DAZ iRay can do the regular render (here called “Beauty”). But if you did also have additional auxiliary/buffer/canvas renders, then your “Normal” would help preserve subtle bump-mapping, while the “Albedo” would do the same for fine textures. And apparently these two work in tandem, so both would be needed.
But you may have already stripped most bumps with the DAZ Scene Optimiser, and have no complex fine-patterned clothes in the scene. If so, then you’re smiling.
There is however another way to add detail back into a denoised render. In Photoshop you drop the output over the original, as a new layer. Then you ‘paint the detail back in’, by running a soft-edged small Eraser brush over the bits where you need most details (eyes, eyelashes etc). This reveals the detail beneath… and hopefully doesn’t reveal any pesky fireflies.
In tests an old 32-thread Intel workstation took about 2 seconds on a single 1920px render, and gave great results even without having the proper “Albedo” and “Normal” auxiliary/buffer/canvas renders available. The denoised image is saved with the same file extension and type, in the same folder, but the filename will have ‘-denoised’ added.

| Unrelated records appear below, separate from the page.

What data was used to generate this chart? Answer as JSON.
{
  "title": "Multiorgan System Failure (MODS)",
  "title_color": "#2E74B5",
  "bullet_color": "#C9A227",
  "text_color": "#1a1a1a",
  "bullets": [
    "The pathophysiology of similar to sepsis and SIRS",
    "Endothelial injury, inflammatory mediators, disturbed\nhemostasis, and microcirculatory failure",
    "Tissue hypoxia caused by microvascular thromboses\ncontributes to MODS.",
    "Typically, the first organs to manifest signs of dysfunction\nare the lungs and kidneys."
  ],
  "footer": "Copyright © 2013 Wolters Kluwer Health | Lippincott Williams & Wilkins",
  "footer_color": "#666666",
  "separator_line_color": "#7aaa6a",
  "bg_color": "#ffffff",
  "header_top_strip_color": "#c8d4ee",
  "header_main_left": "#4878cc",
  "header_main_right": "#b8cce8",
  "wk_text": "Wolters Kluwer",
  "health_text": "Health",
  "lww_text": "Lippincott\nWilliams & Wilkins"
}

It seems you can batch process a series of animation frames with this (untested by me). But here you should know that OIDN is not “temporally stable”. Which in plain English means that when the animation is run ‘you may see some slight waver or detail-popping’ across strongly denoised areas.
That’s it. There is a later version by the same maker, re-written for QT. But that has no regular Windows .EXE file, so far as I can see.
There’s another Windows GUI option here, but it’s drag-and-drop with no batch. The above software does batch.
Note: Not needed in Poser 12 and also the latest E-on Vue, as in both cases Intel’s OIDN is built-in. The above advice is mostly for DAZ and Poser 11 users.
Release: Krakatoa
Amazon has open-sourced its Krakatoa VFX particle renderer and the associated shader system. Appears to be Maya focused, so I guess they were/are using this for the Amazon TV VFX. The VFX world has many particle-generators / particle-renderers by now, but this one is said to be especially “fast”. That’s the only claim made for it, at least on the GitHub. Still, if you were looking to plug a fast particle system into Poser 13, I see lots of .PY scripts in the Krakatoa GitHub and it might be something to consider.